Cro, Marteria und Casper. Sie werden in der Hip-Hop-Szene als Wunderkinder bezeichnet. Künstler, die es vor allem durch das Internet geschafft haben ganz schnell sehr berühmt zu werden. Sie haben sich losgesagt vom Gangsta-Rap der Nuller-Jahre, rappen über Partys, verlorene Lieben. Das ganz normale Leben eben. Popkultur oder Musik nach dem Motto "here today, gone tomorrow"? Wir haben zwei Experten zum Thema befragt. Stephan Szillus ist Chefredakteur der Juice. Das deutsche Hip Hop-Magazin gibt es seit 1997. Ralf Niemczyk ist Redakteur beim Rolling Stone. Die Zeitschrift wurde 1967 in San Francisco gegründet.
Was ist typisch für den deutschen Hip-Hop heute?
Niemczyk: Früher war schwarze, amerikanische Musik die Grundlage des Hip-Hop. Heute ist der Hip-Hop immer weißer geworden.Er kommt ohne das amerikanische "Kasperletheater" mit Einschussloch und dergleichen aus. Die Künstler haben erkannt, dass auch die Inszenierung und die Bühnenshow wichtig geworden sind. Hip-Hop ist geprägt von der Generation "Alles-Auf-Einmal-Machen". Insgesamt wird viel gesampelt. Zugegebenermaßen recht clever.

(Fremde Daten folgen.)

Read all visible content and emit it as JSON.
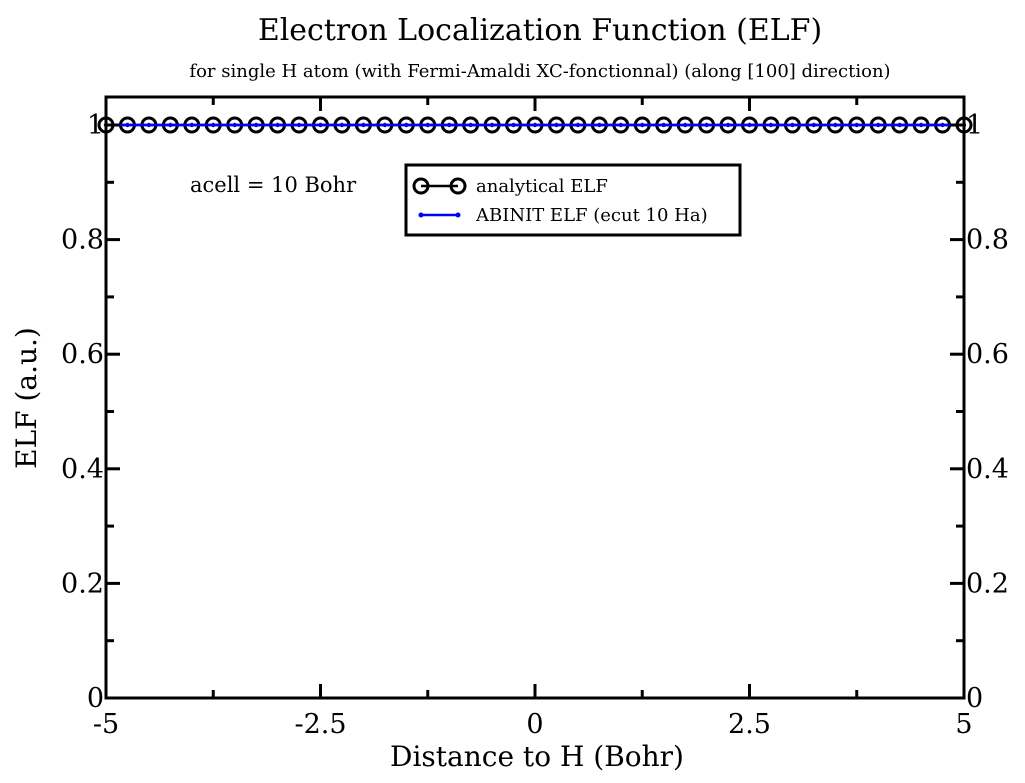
{
  "chart_data": {
    "type": "line",
    "title": "Electron Localization Function (ELF)",
    "subtitle": "for single H atom (with Fermi-Amaldi XC-fonctionnal) (along [100] direction)",
    "xlabel": "Distance to H (Bohr)",
    "ylabel": "ELF (a.u.)",
    "xlim": [
      -5,
      5
    ],
    "ylim": [
      0,
      1
    ],
    "x_ticks": [
      "-5",
      "-2.5",
      "0",
      "2.5",
      "5"
    ],
    "y_ticks": [
      "0",
      "0.2",
      "0.4",
      "0.6",
      "0.8",
      "1"
    ],
    "grid": false,
    "legend_position": "top-center",
    "annotation": "acell = 10 Bohr",
    "series": [
      {
        "name": "analytical ELF",
        "color": "#000000",
        "marker": "open-circle",
        "x": [
          -5.0,
          -4.75,
          -4.5,
          -4.25,
          -4.0,
          -3.75,
          -3.5,
          -3.25,
          -3.0,
          -2.75,
          -2.5,
          -2.25,
          -2.0,
          -1.75,
          -1.5,
          -1.25,
          -1.0,
          -0.75,
          -0.5,
          -0.25,
          0.0,
          0.25,
          0.5,
          0.75,
          1.0,
          1.25,
          1.5,
          1.75,
          2.0,
          2.25,
          2.5,
          2.75,
          3.0,
          3.25,
          3.5,
          3.75,
          4.0,
          4.25,
          4.5,
          4.75,
          5.0
        ],
        "y": [
          1,
          1,
          1,
          1,
          1,
          1,
          1,
          1,
          1,
          1,
          1,
          1,
          1,
          1,
          1,
          1,
          1,
          1,
          1,
          1,
          1,
          1,
          1,
          1,
          1,
          1,
          1,
          1,
          1,
          1,
          1,
          1,
          1,
          1,
          1,
          1,
          1,
          1,
          1,
          1,
          1
        ]
      },
      {
        "name": "ABINIT ELF (ecut 10 Ha)",
        "color": "#0000ff",
        "marker": "dot",
        "x": [
          -5.0,
          -4.75,
          -4.5,
          -4.25,
          -4.0,
          -3.75,
          -3.5,
          -3.25,
          -3.0,
          -2.75,
          -2.5,
          -2.25,
          -2.0,
          -1.75,
          -1.5,
          -1.25,
          -1.0,
          -0.75,
          -0.5,
          -0.25,
          0.0,
          0.25,
          0.5,
          0.75,
          1.0,
          1.25,
          1.5,
          1.75,
          2.0,
          2.25,
          2.5,
          2.75,
          3.0,
          3.25,
          3.5,
          3.75,
          4.0,
          4.25,
          4.5,
          4.75,
          5.0
        ],
        "y": [
          1,
          1,
          1,
          1,
          1,
          1,
          1,
          1,
          1,
          1,
          1,
          1,
          1,
          1,
          1,
          1,
          1,
          1,
          1,
          1,
          1,
          1,
          1,
          1,
          1,
          1,
          1,
          1,
          1,
          1,
          1,
          1,
          1,
          1,
          1,
          1,
          1,
          1,
          1,
          1,
          1
        ]
      }
    ]
  }
}
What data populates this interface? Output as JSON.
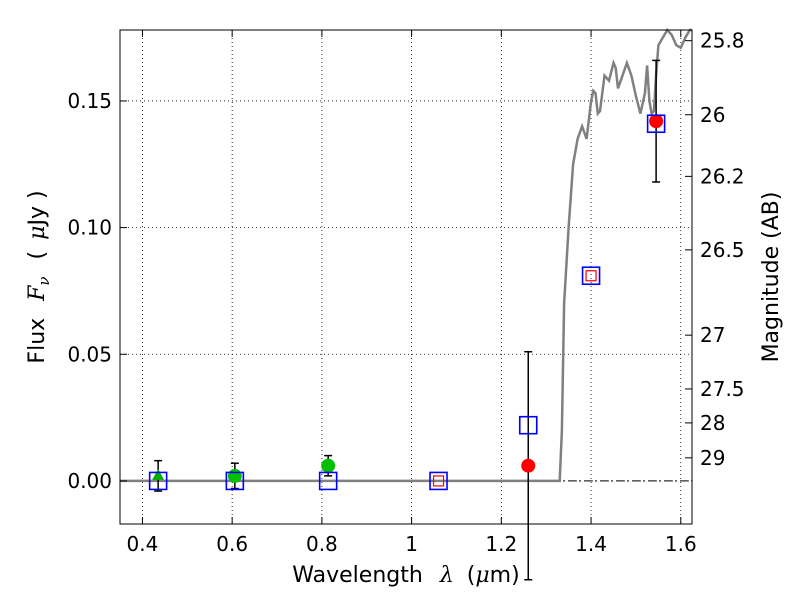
{
  "chart_data": {
    "type": "scatter",
    "xlabel_prefix": "Wavelength",
    "xlabel_lambda": "λ",
    "xlabel_unit_open": "(",
    "xlabel_mu": "μ",
    "xlabel_unit_close": "m)",
    "ylabel_prefix": "Flux",
    "ylabel_f": "F",
    "ylabel_nu": "ν",
    "ylabel_unit_open": "(",
    "ylabel_mu": "μ",
    "ylabel_unit_close": "Jy )",
    "y2label": "Magnitude (AB)",
    "xlim": [
      0.35,
      1.625
    ],
    "ylim": [
      -0.017,
      0.178
    ],
    "grid": true,
    "x_ticks": [
      {
        "value": 0.4,
        "label": "0.4"
      },
      {
        "value": 0.6,
        "label": "0.6"
      },
      {
        "value": 0.8,
        "label": "0.8"
      },
      {
        "value": 1.0,
        "label": "1"
      },
      {
        "value": 1.2,
        "label": "1.2"
      },
      {
        "value": 1.4,
        "label": "1.4"
      },
      {
        "value": 1.6,
        "label": "1.6"
      }
    ],
    "y_ticks": [
      {
        "value": 0.0,
        "label": "0.00"
      },
      {
        "value": 0.05,
        "label": "0.05"
      },
      {
        "value": 0.1,
        "label": "0.10"
      },
      {
        "value": 0.15,
        "label": "0.15"
      }
    ],
    "y2_ticks": [
      {
        "value": 25.8,
        "label": "25.8"
      },
      {
        "value": 26.0,
        "label": "26"
      },
      {
        "value": 26.2,
        "label": "26.2"
      },
      {
        "value": 26.5,
        "label": "26.5"
      },
      {
        "value": 27.0,
        "label": "27"
      },
      {
        "value": 27.5,
        "label": "27.5"
      },
      {
        "value": 28.0,
        "label": "28"
      },
      {
        "value": 29.0,
        "label": "29"
      }
    ],
    "model_sed": {
      "name": "model spectrum",
      "color": "#808080",
      "x": [
        0.35,
        0.6,
        1.0,
        1.2,
        1.33,
        1.335,
        1.34,
        1.35,
        1.36,
        1.37,
        1.38,
        1.39,
        1.4,
        1.405,
        1.41,
        1.415,
        1.42,
        1.43,
        1.44,
        1.45,
        1.455,
        1.46,
        1.47,
        1.48,
        1.49,
        1.5,
        1.51,
        1.52,
        1.525,
        1.53,
        1.535,
        1.54,
        1.545,
        1.55,
        1.56,
        1.57,
        1.58,
        1.59,
        1.6,
        1.61,
        1.62,
        1.625
      ],
      "y": [
        0.0,
        0.0,
        0.0,
        0.0,
        0.0,
        0.02,
        0.07,
        0.1,
        0.125,
        0.135,
        0.14,
        0.135,
        0.15,
        0.154,
        0.153,
        0.145,
        0.146,
        0.16,
        0.158,
        0.165,
        0.163,
        0.155,
        0.16,
        0.165,
        0.16,
        0.152,
        0.145,
        0.153,
        0.164,
        0.15,
        0.145,
        0.146,
        0.16,
        0.172,
        0.175,
        0.178,
        0.176,
        0.172,
        0.171,
        0.175,
        0.178,
        0.178
      ]
    },
    "model_points": {
      "name": "model photometry",
      "marker": "open-square",
      "color": "#0000ff",
      "x": [
        0.435,
        0.606,
        0.814,
        1.06,
        1.26,
        1.4,
        1.545
      ],
      "y": [
        0.0,
        0.0,
        0.0,
        0.0,
        0.022,
        0.081,
        0.141
      ]
    },
    "observed_points": [
      {
        "x": 0.435,
        "y": 0.002,
        "err": 0.006,
        "marker": "triangle",
        "color": "#00b000"
      },
      {
        "x": 0.606,
        "y": 0.002,
        "err": 0.005,
        "marker": "circle",
        "color": "#00c000"
      },
      {
        "x": 0.814,
        "y": 0.006,
        "err": 0.004,
        "marker": "circle",
        "color": "#00c000"
      },
      {
        "x": 1.06,
        "y": 0.0,
        "err": 0.0,
        "marker": "small-square",
        "color": "#ff0000"
      },
      {
        "x": 1.26,
        "y": 0.006,
        "err": 0.045,
        "marker": "circle",
        "color": "#ff0000"
      },
      {
        "x": 1.4,
        "y": 0.081,
        "err": 0.0,
        "marker": "small-square",
        "color": "#ff0000"
      },
      {
        "x": 1.545,
        "y": 0.142,
        "err": 0.024,
        "marker": "circle",
        "color": "#ff0000"
      }
    ]
  }
}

Wie läßt sich der Imagewandel vom Gangsta-Rap zu dem heutigen "freundlichen" Hip-Hop erklären?
Niemczyk: Die Leute, die früher Gangsta-Rap gemacht haben, werden älter. Heute hat Sido ein Haus. Auch eine Bewegung, wie Aggro-Berlin ist endlich. Die Musik wird einfach nicht mehr so gemocht.
Szillus: Es gibt eben neue Protagonisten, neue Images, neue Sichtweisen, neue musikalische Einflüße. Aber auch ganz viel Toleranz zwischen den beiden Lagern. Es gibt auch weiterhin Gangsta-Rap- Hip-Hop war nie vielfältiger als heute.
Was ist der Unterschied zwischen Künstlern wie Fanta Vier und den neuen Hip-Hop-Wundern?
Szillus: Ich kann das nicht miteinander vergleichen. Die neuen Künstler haben alle ganz unterschiedliche Stilrichtungen. Nachfolger der Fantas können vielleicht K.I.Z. sein oder Die Orsons. Allerdings mit mehr Kante.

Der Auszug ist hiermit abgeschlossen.